Geoblocking and Proxy Configurations
One consequence of spending time in Denmark is that certain web services are inaccessible due to geo-blocking. To work around this, I configured Firefox to use a proxy that forwards traffic through an SSH tunnel to a server located in Germany. The setup was somewhat cumbersome, but it worked. I repeated the process, configuring the Safari web browser to use a proxy connected through an SSH tunnel to the same server in Germany.
The next day, long after the SSH tunnel had been shut down, strange problems started to appear. I could no longer establish a VPN connection. The VPN client would briefly display an authentication window, only for it to disappear immediately. Thunderbird stopped synchronizing via IMAP (but good old mutt still worked like a charm). MacOS notified me that some software updates were available, but the App Store responded with nothing more than a cryptic error message. I also ran into issues accessing several work-related services through Firefox. None of the failing applications provided helpful error messages. I consulted some AI systems but the suggestions were hardly more useful than reboot your computer.
I suspected that something was wrong with my work-related authentication infrastructure. While that theory could not explain every symptom, it seemed like a plausible starting point. I kept digging and eventually discovered the real culprit.
Unlike Firefox, where proxy settings apply only to the browser itself, configuring a proxy in Safari actually modifies the system-wide network settings in macOS. As a result, any application relying on macOS networking services attempted to use the proxy I had configured the day before. Since the SSH tunnel was no longer running, the proxy had become nonfunctional, causing a wide range of seemingly unrelated failures. Once I removed the system-wide proxy configuration, everything immediately sprang back to life.

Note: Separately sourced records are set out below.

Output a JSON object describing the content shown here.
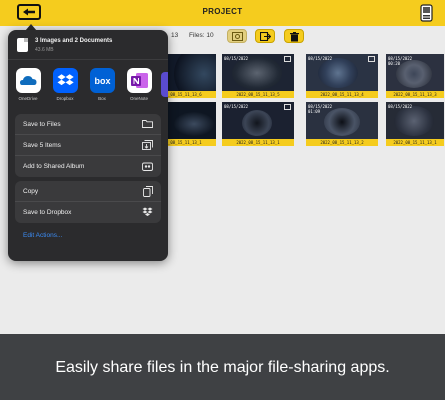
{
  "header": {
    "title": "PROJECT"
  },
  "toolbar": {
    "files_label": "13",
    "files_count": "Files: 10"
  },
  "thumbnails": [
    {
      "stamp": "",
      "stamp2": "",
      "caption": "2022_08_15_11_13_6"
    },
    {
      "stamp": "08/15/2022",
      "stamp2": "",
      "caption": "2022_08_15_11_13_5"
    },
    {
      "stamp": "08/15/2022",
      "stamp2": "",
      "caption": "2022_08_15_11_13_4"
    },
    {
      "stamp": "08/15/2022",
      "stamp2": "00:20",
      "caption": "2022_08_15_11_13_3"
    },
    {
      "stamp": "",
      "stamp2": "",
      "caption": "2022_08_15_11_13_1"
    },
    {
      "stamp": "08/15/2022",
      "stamp2": "",
      "caption": "2022_08_15_11_13_1"
    },
    {
      "stamp": "08/15/2022",
      "stamp2": "01:09",
      "caption": "2022_08_15_11_13_2"
    },
    {
      "stamp": "08/15/2022",
      "stamp2": "",
      "caption": "2022_08_15_11_13_1"
    }
  ],
  "share_sheet": {
    "title": "3 Images and 2 Documents",
    "subtitle": "43.6 MB",
    "apps": [
      {
        "label": "OneDrive",
        "icon": "onedrive-icon",
        "color": "#ffffff"
      },
      {
        "label": "Dropbox",
        "icon": "dropbox-icon",
        "color": "#0061fe"
      },
      {
        "label": "Box",
        "icon": "box-icon",
        "color": "#0061d5"
      },
      {
        "label": "OneNote",
        "icon": "onenote-icon",
        "color": "#ffffff"
      }
    ],
    "actions_group1": [
      {
        "label": "Save to Files",
        "icon": "folder-icon"
      },
      {
        "label": "Save 5 Items",
        "icon": "save-items-icon"
      },
      {
        "label": "Add to Shared Album",
        "icon": "shared-album-icon"
      }
    ],
    "actions_group2": [
      {
        "label": "Copy",
        "icon": "copy-icon"
      },
      {
        "label": "Save to Dropbox",
        "icon": "dropbox-small-icon"
      }
    ],
    "edit_actions": "Edit Actions..."
  },
  "caption": "Easily share files in the major file-sharing apps.",
  "colors": {
    "accent": "#f5cc1e",
    "sheet_bg": "#2b2b2d",
    "link": "#3b8cf5",
    "band": "#3f4144"
  }
}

There are two lessons to learn here: First, changing a setting within an application should not silently create a system-wide configuration change. Safari’s proxy settings may technically behave as designed, but the fact that configuring a proxy in the browser actually modifies OS-level network settings is far from obvious and was certainly not what I expected. Second, poor error reporting remains a surprisingly common problem in modern software. Nearly every affected application failed in its own peculiar way, yet none provided enough information to identify the root cause. Instead, I was left piecing together clues from a collection of unrelated symptoms.
What surprised me most was how poorly macOS 26.5 handled the situation. A stale proxy configuration effectively broke a wide range of applications services, but the operating system offered little indication of what was wrong or where to look for the problem.